Monday, July 20, 2009

Pirated Picnic

It was a beautiful evening to enjoy a picnic dinner in Ashland while watching boy Nik dance with Ballet in the Park (the last dance - Axis - is the coolest but in Salome he plays a king and gets to wear a spiffy green suit. I can't figure out how to make this itty-bitty picture any bigger, so go see the show. It's free).

When Nik’s brother Kosta played trumpet in the Ashland City Band a few years ago, I used to love picking out five or six half-pints of those fancy deli salads at Market of Choice for us to take to the outdoor concerts on Thursday nights. Now with our savings down the drain and paychecks channeled directly into the coffers of an out-of-state university, deli salads at $8 a pound just aren’t happening any more.

So I have become the Salad Sleuth: I channel my inner Sherlock as I spy on deli salads, analyzing ingredients for the purpose of home kitchen replication (“Watson, take a taste and tell me what you think is in this…”) A couple of our faves came to the park with us last night, along with a Caprese salad, the leftovers from a watermelon salad (watermelon, red onion, feta, lime, and mint), and some little sandwiches based on the Brie Bartlett one I had at Saint Honore Boulangerie in Portland a while back (someone in my house ate the pear I had intended for this sandwich but no matter, it was still quite tasty).

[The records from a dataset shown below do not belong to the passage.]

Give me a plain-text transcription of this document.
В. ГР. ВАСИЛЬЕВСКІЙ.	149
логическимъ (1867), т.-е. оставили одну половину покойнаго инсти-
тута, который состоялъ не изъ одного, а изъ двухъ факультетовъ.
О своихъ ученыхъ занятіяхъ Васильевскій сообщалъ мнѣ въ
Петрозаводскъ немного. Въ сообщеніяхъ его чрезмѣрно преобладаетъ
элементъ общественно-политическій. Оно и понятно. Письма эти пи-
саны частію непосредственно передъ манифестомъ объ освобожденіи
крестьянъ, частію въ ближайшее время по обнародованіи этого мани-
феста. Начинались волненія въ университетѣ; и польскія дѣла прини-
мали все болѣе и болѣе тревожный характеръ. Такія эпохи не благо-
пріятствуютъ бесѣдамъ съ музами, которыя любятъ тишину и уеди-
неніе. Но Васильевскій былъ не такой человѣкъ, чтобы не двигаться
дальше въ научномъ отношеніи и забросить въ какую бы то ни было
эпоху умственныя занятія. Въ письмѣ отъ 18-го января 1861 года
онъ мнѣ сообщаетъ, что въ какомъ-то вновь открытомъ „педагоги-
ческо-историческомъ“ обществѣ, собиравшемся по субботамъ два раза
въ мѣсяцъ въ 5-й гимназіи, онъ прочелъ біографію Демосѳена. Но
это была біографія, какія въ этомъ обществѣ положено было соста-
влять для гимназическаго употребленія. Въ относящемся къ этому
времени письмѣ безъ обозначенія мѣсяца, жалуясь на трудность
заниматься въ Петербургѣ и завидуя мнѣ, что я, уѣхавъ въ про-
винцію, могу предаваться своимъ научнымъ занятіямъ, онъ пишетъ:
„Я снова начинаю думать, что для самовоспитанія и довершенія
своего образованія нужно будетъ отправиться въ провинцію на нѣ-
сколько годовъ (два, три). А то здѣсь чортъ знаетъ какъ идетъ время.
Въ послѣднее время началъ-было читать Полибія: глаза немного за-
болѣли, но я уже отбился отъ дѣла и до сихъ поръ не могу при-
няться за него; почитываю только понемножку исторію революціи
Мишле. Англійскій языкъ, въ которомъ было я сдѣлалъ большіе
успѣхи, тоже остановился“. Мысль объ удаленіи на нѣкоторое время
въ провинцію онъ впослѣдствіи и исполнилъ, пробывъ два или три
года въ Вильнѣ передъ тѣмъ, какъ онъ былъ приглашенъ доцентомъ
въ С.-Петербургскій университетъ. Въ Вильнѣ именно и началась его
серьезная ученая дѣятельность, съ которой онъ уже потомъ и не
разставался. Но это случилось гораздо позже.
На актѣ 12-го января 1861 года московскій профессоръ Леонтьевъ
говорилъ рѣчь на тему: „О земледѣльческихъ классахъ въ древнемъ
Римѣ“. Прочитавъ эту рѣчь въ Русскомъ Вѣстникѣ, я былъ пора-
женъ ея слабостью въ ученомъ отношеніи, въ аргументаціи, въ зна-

Here are two easy copycat salads. Of course, it's also fun to invent your own.


Curried Rice Salad

Great for using up leftover rice. Good as a cold salad, or put a drop of water in, cover and heat in the microwave for a warm side dish.

4 C. cooked rice
3 T. canola oil
2 t. curry powder
2 T. minced parsley
½ C. dried cranberries (unsweetened if you can find them)
½ C. slivered or sliced almonds, toasted
½ t. salt

Cook curry powder in the oil on the stove for about a minute, until it becomes aromatic. Add it to the rice and stir until it is well mixed in. Add parsley, cranberries, and almonds and stir together until evenly distributed. Mix in salt to taste.

Orzo Salad

This one is best served cold.

4 C. cooked orzo
1/3 C. minced parsley
1/3 C. pine nuts (toast in a pan on the stove in a T of olive oil first)
½ C. sliced green olives
½ C. golden raisins
½ C. vinaigrette, made by whisking 4 parts olive oil to 1 part red wine vinegar or lemon juice.
About 1/2 t. salt

Mix all ingredients together. Chill. Salt to taste.